I am my own fate. I am a law unto myself.


This is my life I am living it one moment at a time. This moment, as I write this article, this moment is all that matters, neither do I think about the past nor am I dreaming about the future. You are what you are and what happens just happens.

I am my own brand I am my own idol.

Do not make a mirage out of happiness. Happiness is HERE NOW. All the time we are constantly treading a path called life and whose destination is “happiness”. All the time you are thinking when I do this I will be happy. If I get this I will be happy. Happiness for you is somewhere in the future but sadly it never comes. It’s like waiting till eternity.


The law of the Tao is its being what it is.
-Lao Tzu.

Tuesday, June 26, 2007

Bonjour Monsieur!!!!!!!!!!!!!!!!!!

Now I’ve going to this French classes for about a week now and to tell ya I’m loving it!!!!!!!!! The institute is called IFLAPS (Institute of foreign languages and professional studies). Our batch has 8 students (Including a girl who has attended just one class so she may or may not join) I have had a talk with 2 people only and both of them are really nice persons.

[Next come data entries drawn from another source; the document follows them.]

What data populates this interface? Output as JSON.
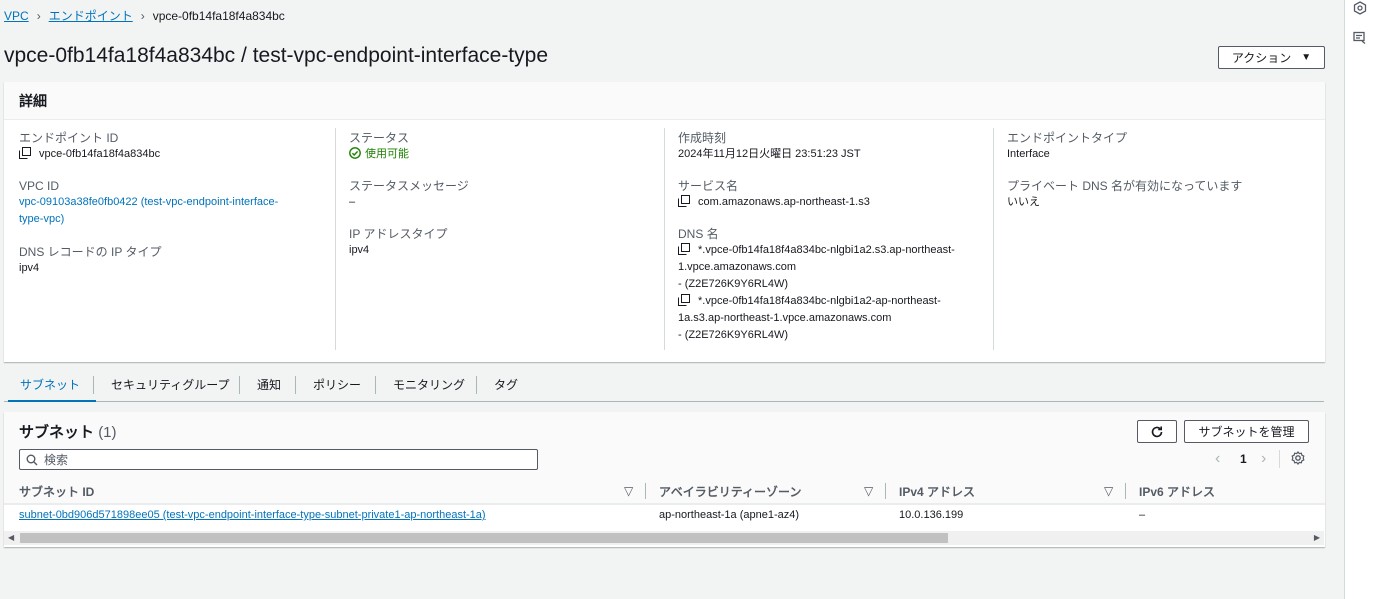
{
  "breadcrumb": {
    "root": "VPC",
    "section": "エンドポイント",
    "current": "vpce-0fb14fa18f4a834bc"
  },
  "page_title": "vpce-0fb14fa18f4a834bc / test-vpc-endpoint-interface-type",
  "actions_label": "アクション",
  "details": {
    "title": "詳細",
    "endpoint_id_label": "エンドポイント ID",
    "endpoint_id": "vpce-0fb14fa18f4a834bc",
    "vpc_id_label": "VPC ID",
    "vpc_id_line1": "vpc-09103a38fe0fb0422 (test-vpc-endpoint-interface-",
    "vpc_id_line2": "type-vpc)",
    "dns_ip_type_label": "DNS レコードの IP タイプ",
    "dns_ip_type": "ipv4",
    "status_label": "ステータス",
    "status": "使用可能",
    "status_message_label": "ステータスメッセージ",
    "status_message": "–",
    "ip_address_type_label": "IP アドレスタイプ",
    "ip_address_type": "ipv4",
    "created_label": "作成時刻",
    "created": "2024年11月12日火曜日 23:51:23 JST",
    "service_name_label": "サービス名",
    "service_name": "com.amazonaws.ap-northeast-1.s3",
    "dns_name_label": "DNS 名",
    "dns1_line1": "*.vpce-0fb14fa18f4a834bc-nlgbi1a2.s3.ap-northeast-",
    "dns1_line2": "1.vpce.amazonaws.com",
    "dns1_line3": "- (Z2E726K9Y6RL4W)",
    "dns2_line1": "*.vpce-0fb14fa18f4a834bc-nlgbi1a2-ap-northeast-",
    "dns2_line2": "1a.s3.ap-northeast-1.vpce.amazonaws.com",
    "dns2_line3": "- (Z2E726K9Y6RL4W)",
    "endpoint_type_label": "エンドポイントタイプ",
    "endpoint_type": "Interface",
    "private_dns_label": "プライベート DNS 名が有効になっています",
    "private_dns": "いいえ"
  },
  "tabs": [
    "サブネット",
    "セキュリティグループ",
    "通知",
    "ポリシー",
    "モニタリング",
    "タグ"
  ],
  "subnets": {
    "title": "サブネット",
    "count": "(1)",
    "manage_label": "サブネットを管理",
    "search_placeholder": "検索",
    "page": "1",
    "columns": [
      "サブネット ID",
      "アベイラビリティーゾーン",
      "IPv4 アドレス",
      "IPv6 アドレス"
    ],
    "rows": [
      {
        "subnet_id": "subnet-0bd906d571898ee05 (test-vpc-endpoint-interface-type-subnet-private1-ap-northeast-1a)",
        "az": "ap-northeast-1a (apne1-az4)",
        "ipv4": "10.0.136.199",
        "ipv6": "–"
      }
    ]
  },
  "colors": {
    "link": "#0073bb",
    "success": "#1d8102",
    "border": "#d5dbdb",
    "bg": "#f2f3f3"
  },
  "icons": [
    "copy-icon",
    "status-ok-icon",
    "refresh-icon",
    "search-icon",
    "settings-icon",
    "chevron-left-icon",
    "chevron-right-icon",
    "sort-icon",
    "caret-down-icon",
    "rail-info-icon",
    "rail-feedback-icon"
  ]
}
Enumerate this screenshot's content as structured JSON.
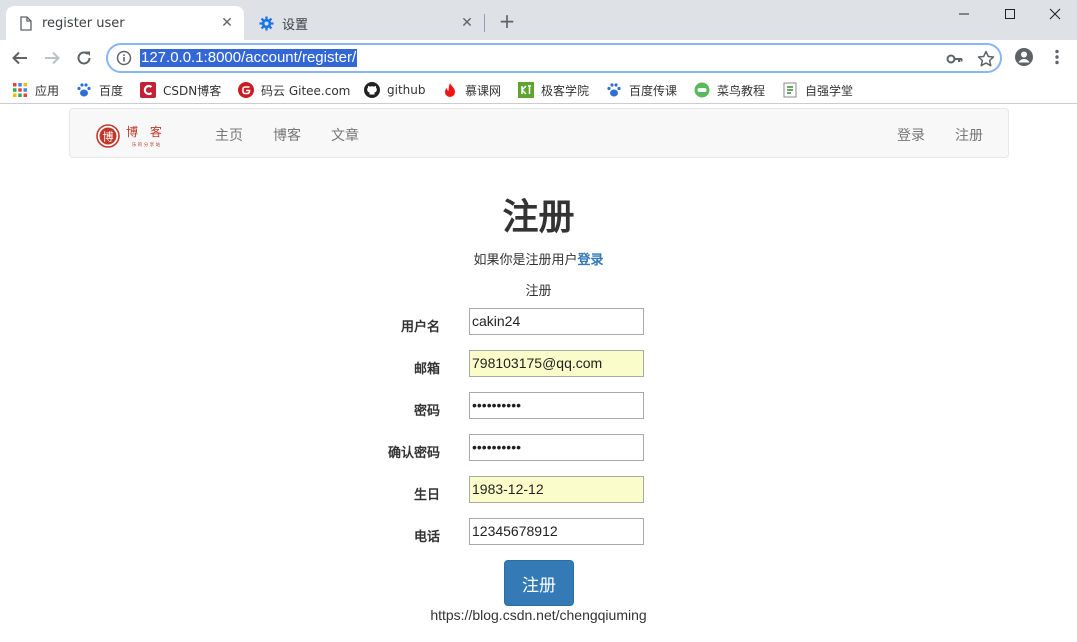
{
  "browser": {
    "tabs": [
      {
        "title": "register user",
        "active": true,
        "icon": "page-icon"
      },
      {
        "title": "设置",
        "active": false,
        "icon": "settings-gear-icon"
      }
    ],
    "new_tab_label": "+",
    "url": "127.0.0.1:8000/account/register/",
    "bookmarks": [
      {
        "label": "应用",
        "icon": "apps-grid-icon"
      },
      {
        "label": "百度",
        "icon": "baidu-paw-icon"
      },
      {
        "label": "CSDN博客",
        "icon": "csdn-icon"
      },
      {
        "label": "码云 Gitee.com",
        "icon": "gitee-icon"
      },
      {
        "label": "github",
        "icon": "github-icon"
      },
      {
        "label": "慕课网",
        "icon": "imooc-flame-icon"
      },
      {
        "label": "极客学院",
        "icon": "jikexueyuan-icon"
      },
      {
        "label": "百度传课",
        "icon": "baidu-paw-icon"
      },
      {
        "label": "菜鸟教程",
        "icon": "runoob-icon"
      },
      {
        "label": "自强学堂",
        "icon": "ziqiang-icon"
      }
    ],
    "accent_color": "#8ab4f8",
    "selection_color": "#3367d6"
  },
  "navbar": {
    "brand": {
      "char_main": "博",
      "chars_side": "博 客",
      "tagline": "乐 的 分 享 站"
    },
    "links_left": [
      "主页",
      "博客",
      "文章"
    ],
    "links_right": [
      "登录",
      "注册"
    ]
  },
  "main": {
    "heading": "注册",
    "hint_text": "如果你是注册用户",
    "hint_link": "登录",
    "form_caption": "注册",
    "fields": [
      {
        "label": "用户名",
        "value": "cakin24",
        "autofill": false,
        "type": "text"
      },
      {
        "label": "邮箱",
        "value": "798103175@qq.com",
        "autofill": true,
        "type": "text"
      },
      {
        "label": "密码",
        "value": "••••••••••",
        "autofill": false,
        "type": "password"
      },
      {
        "label": "确认密码",
        "value": "••••••••••",
        "autofill": false,
        "type": "password"
      },
      {
        "label": "生日",
        "value": "1983-12-12",
        "autofill": true,
        "type": "text"
      },
      {
        "label": "电话",
        "value": "12345678912",
        "autofill": false,
        "type": "text"
      }
    ],
    "submit_label": "注册",
    "button_color": "#337ab7"
  },
  "watermark": "https://blog.csdn.net/chengqiuming"
}
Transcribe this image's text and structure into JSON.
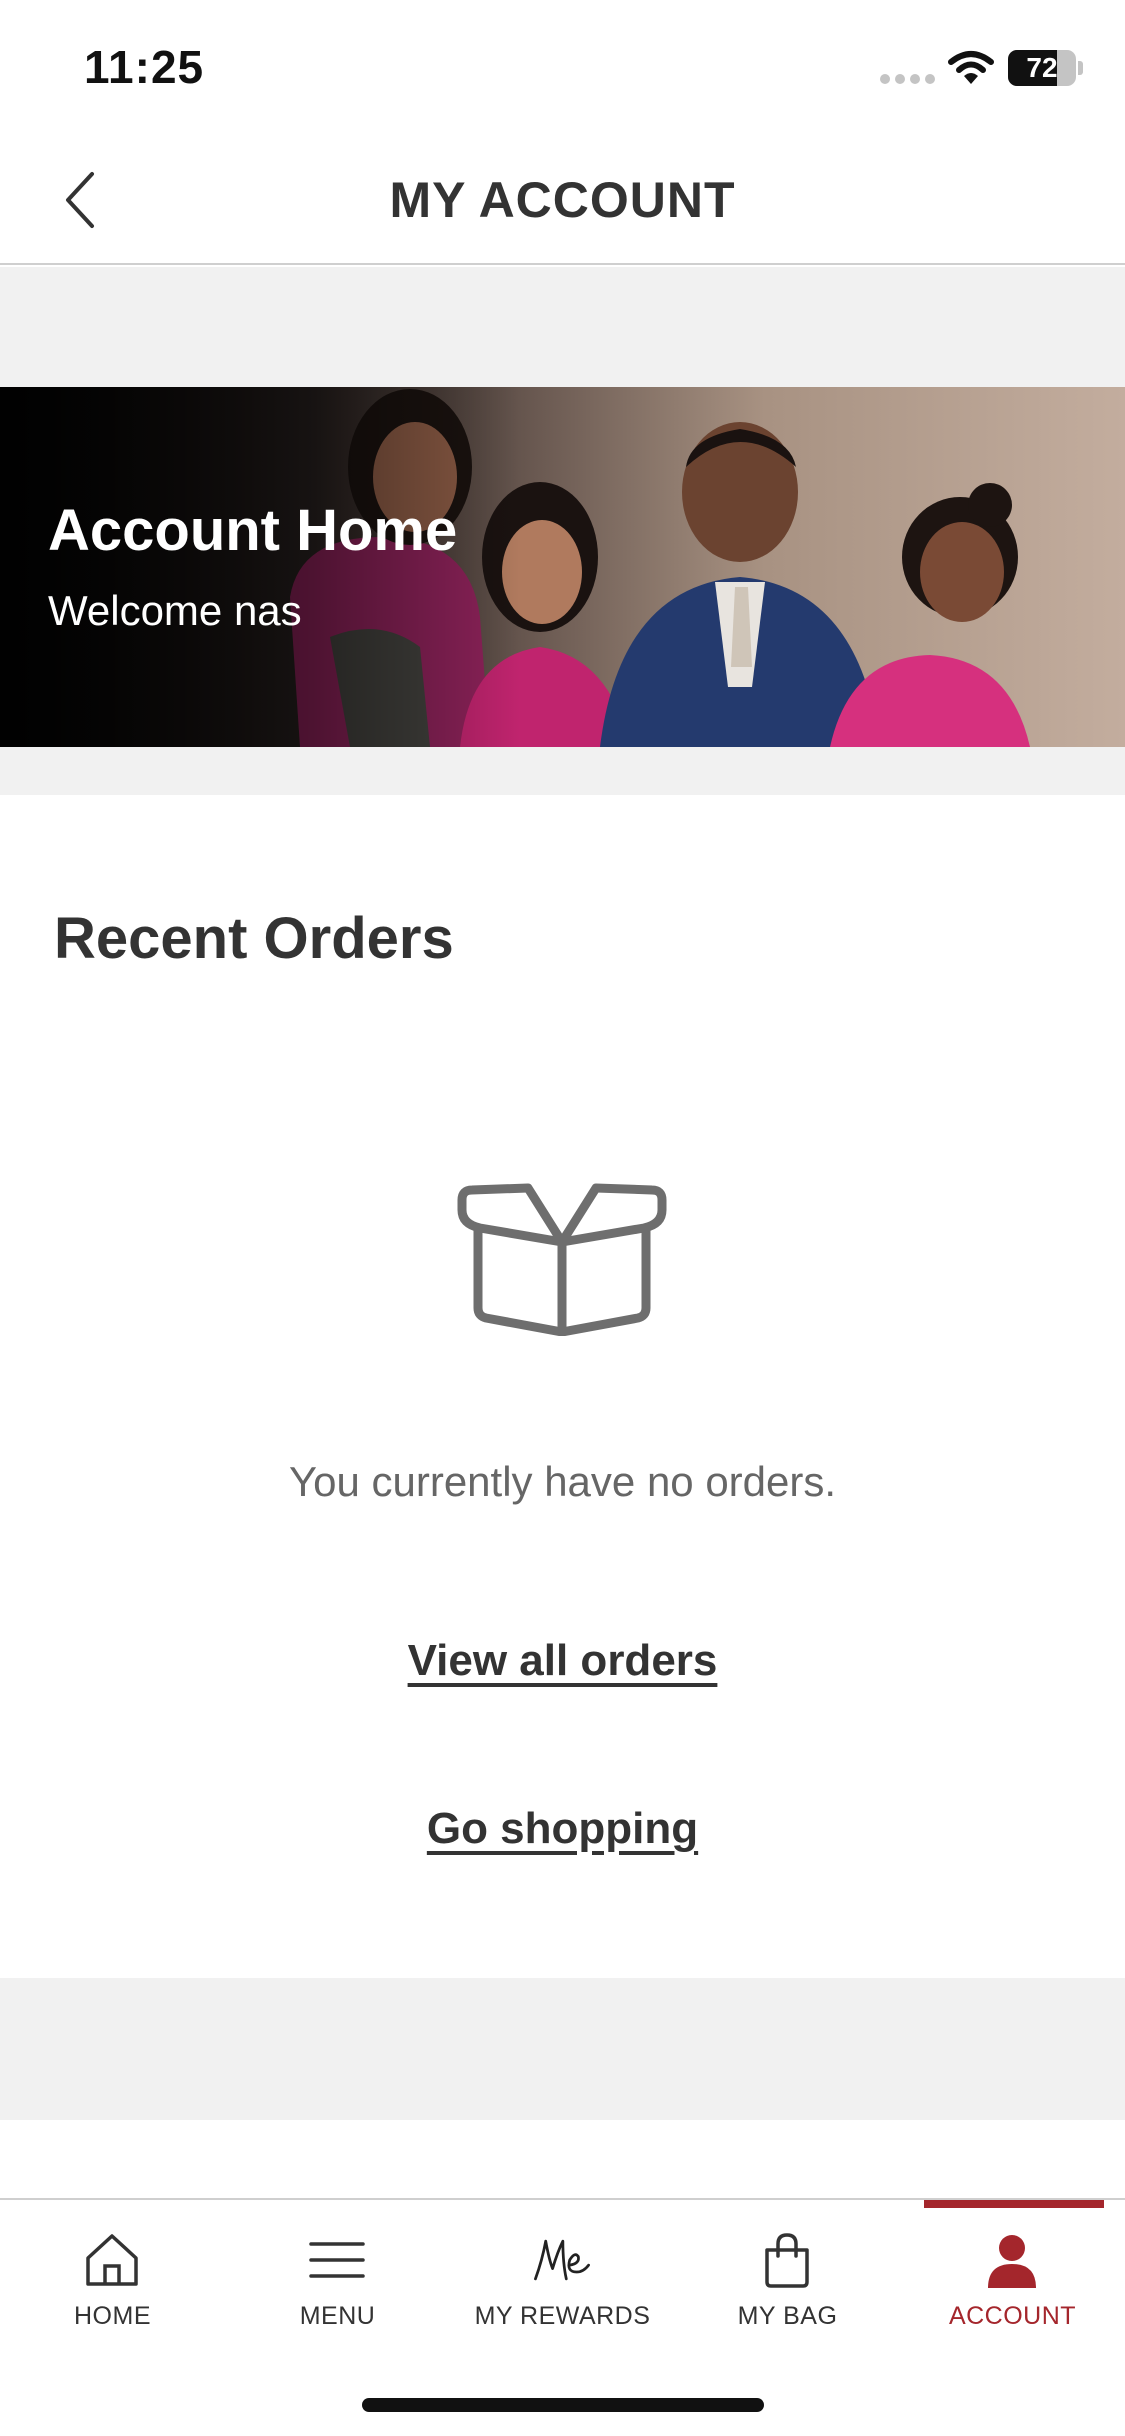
{
  "status_bar": {
    "time": "11:25",
    "battery": "72",
    "battery_level_percent": 72
  },
  "header": {
    "title": "MY ACCOUNT"
  },
  "hero": {
    "title": "Account Home",
    "subtitle": "Welcome nas"
  },
  "orders": {
    "title": "Recent Orders",
    "empty_message": "You currently have no orders.",
    "view_all_label": "View all orders",
    "go_shopping_label": "Go shopping"
  },
  "tabbar": {
    "items": [
      {
        "label": "HOME",
        "icon": "home-icon"
      },
      {
        "label": "MENU",
        "icon": "menu-icon"
      },
      {
        "label": "MY REWARDS",
        "icon": "me-rewards-icon"
      },
      {
        "label": "MY BAG",
        "icon": "shopping-bag-icon"
      },
      {
        "label": "ACCOUNT",
        "icon": "person-icon",
        "active": true
      }
    ]
  },
  "colors": {
    "accent": "#a4262c",
    "text": "#333333",
    "band": "#f1f1f1"
  }
}
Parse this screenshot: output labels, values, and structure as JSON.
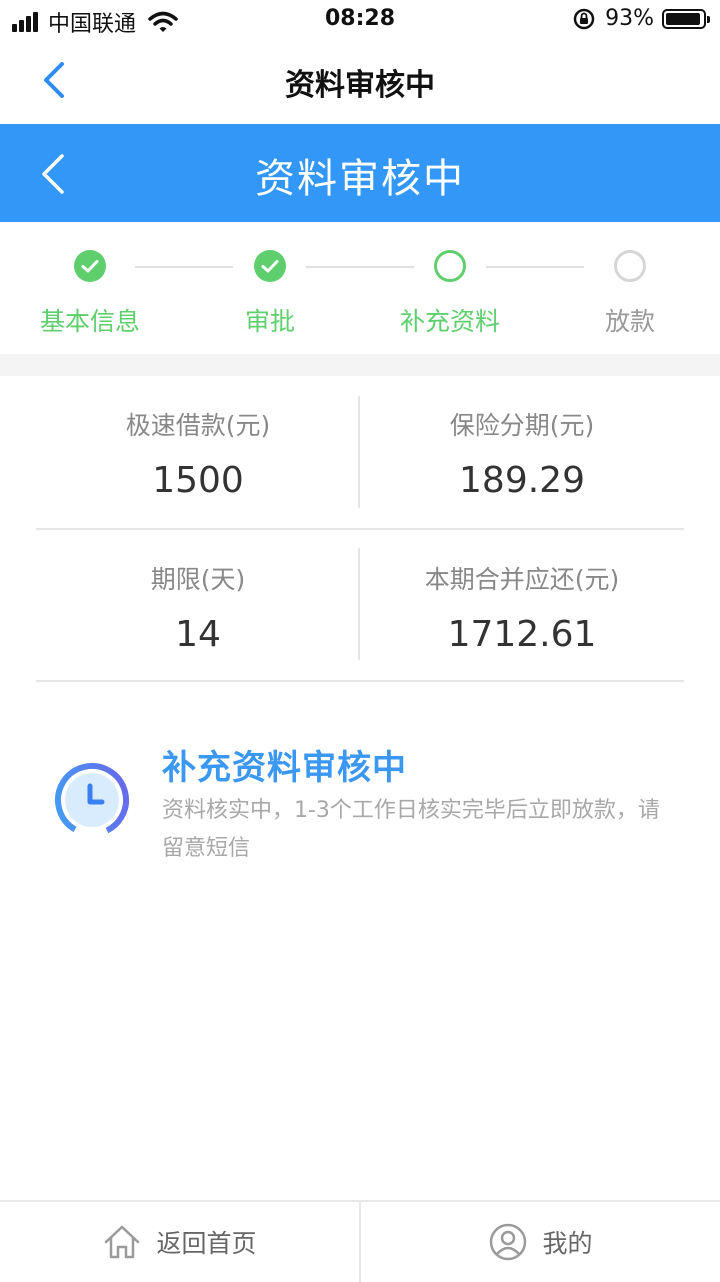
{
  "status_bar": {
    "carrier": "中国联通",
    "time": "08:28",
    "battery_percent": "93%"
  },
  "nav": {
    "title": "资料审核中"
  },
  "header": {
    "title": "资料审核中",
    "color": "#3397f7"
  },
  "steps": [
    {
      "label": "基本信息",
      "state": "done"
    },
    {
      "label": "审批",
      "state": "done"
    },
    {
      "label": "补充资料",
      "state": "current"
    },
    {
      "label": "放款",
      "state": "pending"
    }
  ],
  "summary": {
    "loan_label": "极速借款(元)",
    "loan_value": "1500",
    "insurance_label": "保险分期(元)",
    "insurance_value": "189.29",
    "term_label": "期限(天)",
    "term_value": "14",
    "due_label": "本期合并应还(元)",
    "due_value": "1712.61"
  },
  "notice": {
    "title": "补充资料审核中",
    "description": "资料核实中，1-3个工作日核实完毕后立即放款，请留意短信",
    "icon": "clock-icon"
  },
  "tabbar": {
    "home_label": "返回首页",
    "mine_label": "我的"
  },
  "colors": {
    "accent_green": "#5fcf6e",
    "accent_blue": "#3a97f2"
  }
}
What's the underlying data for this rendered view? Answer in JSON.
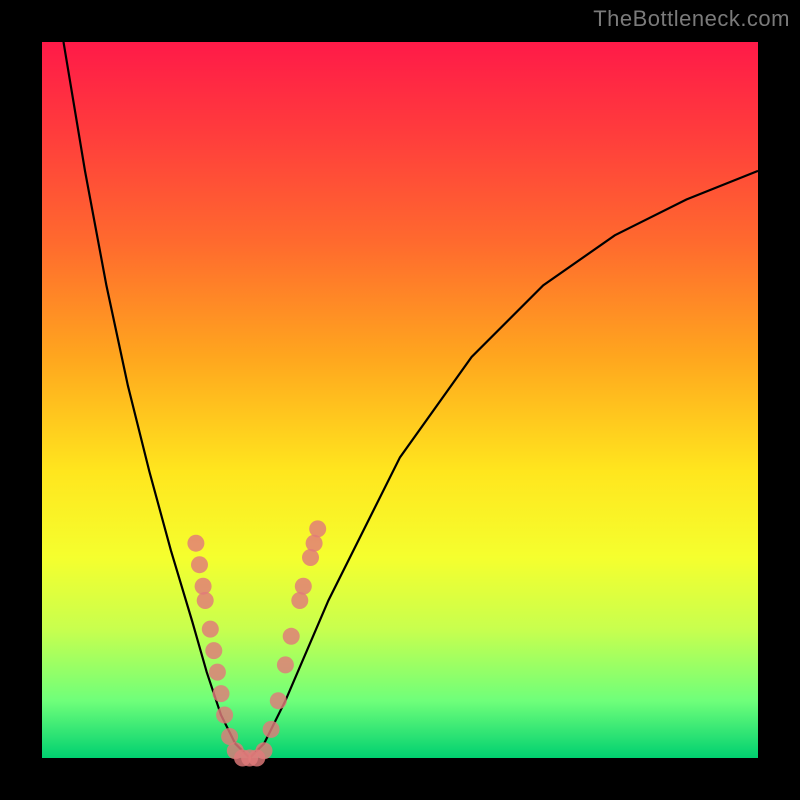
{
  "watermark": "TheBottleneck.com",
  "colors": {
    "frame": "#000000",
    "dot": "#e07a7a",
    "curve": "#000000",
    "gradient_top": "#ff1a48",
    "gradient_bottom": "#00d070"
  },
  "chart_data": {
    "type": "line",
    "title": "",
    "xlabel": "",
    "ylabel": "",
    "xlim": [
      0,
      100
    ],
    "ylim": [
      0,
      100
    ],
    "grid": false,
    "description": "V-shaped bottleneck curve. Y axis = bottleneck percentage (0 at bottom = green/good, 100 at top = red/bad). The curve plunges from top-left, reaches 0 around x≈28, then rises again toward the right. Salmon dots mark sampled/measured hardware combinations clustered near the valley.",
    "series": [
      {
        "name": "bottleneck-curve",
        "x": [
          3,
          6,
          9,
          12,
          15,
          18,
          21,
          23,
          25,
          27,
          29,
          31,
          34,
          40,
          50,
          60,
          70,
          80,
          90,
          100
        ],
        "y": [
          100,
          82,
          66,
          52,
          40,
          29,
          19,
          12,
          6,
          2,
          0,
          2,
          8,
          22,
          42,
          56,
          66,
          73,
          78,
          82
        ]
      }
    ],
    "points": [
      {
        "x": 21.5,
        "y": 30
      },
      {
        "x": 22.0,
        "y": 27
      },
      {
        "x": 22.5,
        "y": 24
      },
      {
        "x": 22.8,
        "y": 22
      },
      {
        "x": 23.5,
        "y": 18
      },
      {
        "x": 24.0,
        "y": 15
      },
      {
        "x": 24.5,
        "y": 12
      },
      {
        "x": 25.0,
        "y": 9
      },
      {
        "x": 25.5,
        "y": 6
      },
      {
        "x": 26.2,
        "y": 3
      },
      {
        "x": 27.0,
        "y": 1
      },
      {
        "x": 28.0,
        "y": 0
      },
      {
        "x": 29.0,
        "y": 0
      },
      {
        "x": 30.0,
        "y": 0
      },
      {
        "x": 31.0,
        "y": 1
      },
      {
        "x": 32.0,
        "y": 4
      },
      {
        "x": 33.0,
        "y": 8
      },
      {
        "x": 34.0,
        "y": 13
      },
      {
        "x": 34.8,
        "y": 17
      },
      {
        "x": 36.0,
        "y": 22
      },
      {
        "x": 36.5,
        "y": 24
      },
      {
        "x": 37.5,
        "y": 28
      },
      {
        "x": 38.0,
        "y": 30
      },
      {
        "x": 38.5,
        "y": 32
      }
    ]
  }
}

Tarun is doing some Hotel Management course and Parul is studying in some engineering college in Gr. Noida (that’s pretty close….lol). Her college has some unpronounceable name and I don’t think I’ll be able to spell it to so leave it to” some college”. So it was funny to talk about that “pari chowk” “gamma market” “knowledge park”!!!!!!!!!

If you didn’t notice Tarun was mentioned about in only one line while Parul took the rest of the paragraph...............Men will be Men.

French is an exceptionally easy language if only you put a little mind to it. It’s fabulous to speak and easy to pick-on. I only had a week classes and time permits me to attend the classes for about a month or so more only (3rd SEM begins August 1). So I hope that I’ll be able to pick enuf of it to be able to converse smoothly.

In case you were wondering why on earth did I join the “French” classes why not German and this and that let me tell ya I live for pleasure I do things for pleasure. In the long run I aim to be a polyglot I’m starting with French because I wanted to……… no, no software companies are looking for French learned people. No French MNC’s are opening there offices here I’m doing it because I feel like doing it.

That’s it, that’s me.

Monday, June 25, 2007

My Room My World




I've living in my room for so much time now that i guess i have grown attached to it. The same walls the same windows have seen me and i've seen them. Don’t think i'm insane but it's my pretty little cave i take refuge in. This pretty room of mine is my world. Leave me in and don’t bother me i'm in my own proper atmosphere.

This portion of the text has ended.